How important is finding a cure for cancer (and relief from many other illnesses) to you? Researchers have found that cannabis is helpful for alleviating symptoms like pain, nausea, and a lack of appetite among cancer and HIV patients and those suffering from conditions such as MS and glaucoma. There is even some evidence that cannabis extracts may have cancer-fighting properties that could lead to a cure. It is difficult to explore what medical remedies cannabis and other psychoactive drugs may have in store for us when there are stiff penalties in place criminalizing possession of these substances.
Do you want children to make informed decisions when confronted with the opportunity to use drugs? Many of you may have been exposed to the D.A.R.E. program during your youth. This program teaches complete abstinence from drug use. It often contains erroneous information, and uses scare tactics. Programs like D.A.R.E. and corresponding television ads fail to educate our children about drug use. In fact, studies have shown that this kind of abstinence-only approach increases the likelihood that children will use drugs. Children “graduate” from these programs with no practical knowledge of dealing with situations involving drugs aside from a “Just say No” approach.
Would you like to help victims of drug addiction? It is, of course, possible that none of the arguments above were compelling to you. Drug addiction can be horrifying and take its toll on not only the addict, but on the addict’s family members, friends, and community.
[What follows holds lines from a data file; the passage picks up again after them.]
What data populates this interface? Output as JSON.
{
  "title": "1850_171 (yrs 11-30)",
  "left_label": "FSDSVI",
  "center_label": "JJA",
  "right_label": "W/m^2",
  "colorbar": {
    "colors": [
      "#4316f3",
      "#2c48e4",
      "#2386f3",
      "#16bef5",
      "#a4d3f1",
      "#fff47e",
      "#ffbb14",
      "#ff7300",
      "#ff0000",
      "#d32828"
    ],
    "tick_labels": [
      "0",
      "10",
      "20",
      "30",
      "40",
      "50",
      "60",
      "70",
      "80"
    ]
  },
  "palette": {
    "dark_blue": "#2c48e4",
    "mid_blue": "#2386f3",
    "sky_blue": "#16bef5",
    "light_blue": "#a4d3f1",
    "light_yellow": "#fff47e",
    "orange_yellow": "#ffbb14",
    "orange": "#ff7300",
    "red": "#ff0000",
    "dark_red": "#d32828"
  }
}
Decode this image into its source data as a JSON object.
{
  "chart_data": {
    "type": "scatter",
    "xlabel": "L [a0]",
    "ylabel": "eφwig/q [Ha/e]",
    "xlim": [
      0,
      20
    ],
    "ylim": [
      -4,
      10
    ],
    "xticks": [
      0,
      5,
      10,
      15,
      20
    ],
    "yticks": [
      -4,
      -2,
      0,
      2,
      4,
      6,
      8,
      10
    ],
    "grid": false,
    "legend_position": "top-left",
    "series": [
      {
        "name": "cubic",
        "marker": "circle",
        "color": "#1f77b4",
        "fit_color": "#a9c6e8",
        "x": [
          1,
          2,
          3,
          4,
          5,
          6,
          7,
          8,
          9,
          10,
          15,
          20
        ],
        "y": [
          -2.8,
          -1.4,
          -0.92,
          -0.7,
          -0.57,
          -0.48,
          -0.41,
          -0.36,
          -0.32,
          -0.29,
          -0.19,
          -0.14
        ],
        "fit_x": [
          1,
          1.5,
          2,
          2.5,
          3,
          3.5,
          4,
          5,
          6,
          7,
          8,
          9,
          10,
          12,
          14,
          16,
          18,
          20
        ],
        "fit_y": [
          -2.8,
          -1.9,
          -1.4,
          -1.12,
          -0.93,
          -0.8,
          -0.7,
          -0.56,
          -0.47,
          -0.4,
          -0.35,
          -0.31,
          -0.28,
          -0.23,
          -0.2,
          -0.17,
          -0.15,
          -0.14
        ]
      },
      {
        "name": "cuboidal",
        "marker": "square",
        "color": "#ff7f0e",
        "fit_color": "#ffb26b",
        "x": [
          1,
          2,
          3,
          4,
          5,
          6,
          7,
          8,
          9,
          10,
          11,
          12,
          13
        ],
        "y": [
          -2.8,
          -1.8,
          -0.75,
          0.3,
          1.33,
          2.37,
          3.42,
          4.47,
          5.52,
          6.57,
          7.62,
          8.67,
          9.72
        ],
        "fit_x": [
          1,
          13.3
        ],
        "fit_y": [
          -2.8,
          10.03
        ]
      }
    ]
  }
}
With that said, perhaps the best reason one might be against the War on Drugs is because they want to HELP those caught up in the throes of addiction. The War on Drugs is, and has been from its very start, a campaign to criminalize drugs and drug users. Through its tactics of arrests and incarcerations, it creates a permanent underclass of people who continue to get no actual help to break their addiction, but, instead, are regularly cycled through our prisons. For instance, youth offenders often lose their right to an education, their right to vote, and their opportunity for employment because of their convictions. These repercussions only increase the separation of these youths from society and their susceptibility to continued addiction. The U.S. spends $51 billion dollars annually on the War on Drugs, and yet people continue to suffer. The only way to truly help those addicted to drugs is to change the way our government and our society deal with the problems of poverty, mass incarceration, and mental health through drug policy reform Ultimately, the search for a sensible drug policy will take effort on the part of all of us.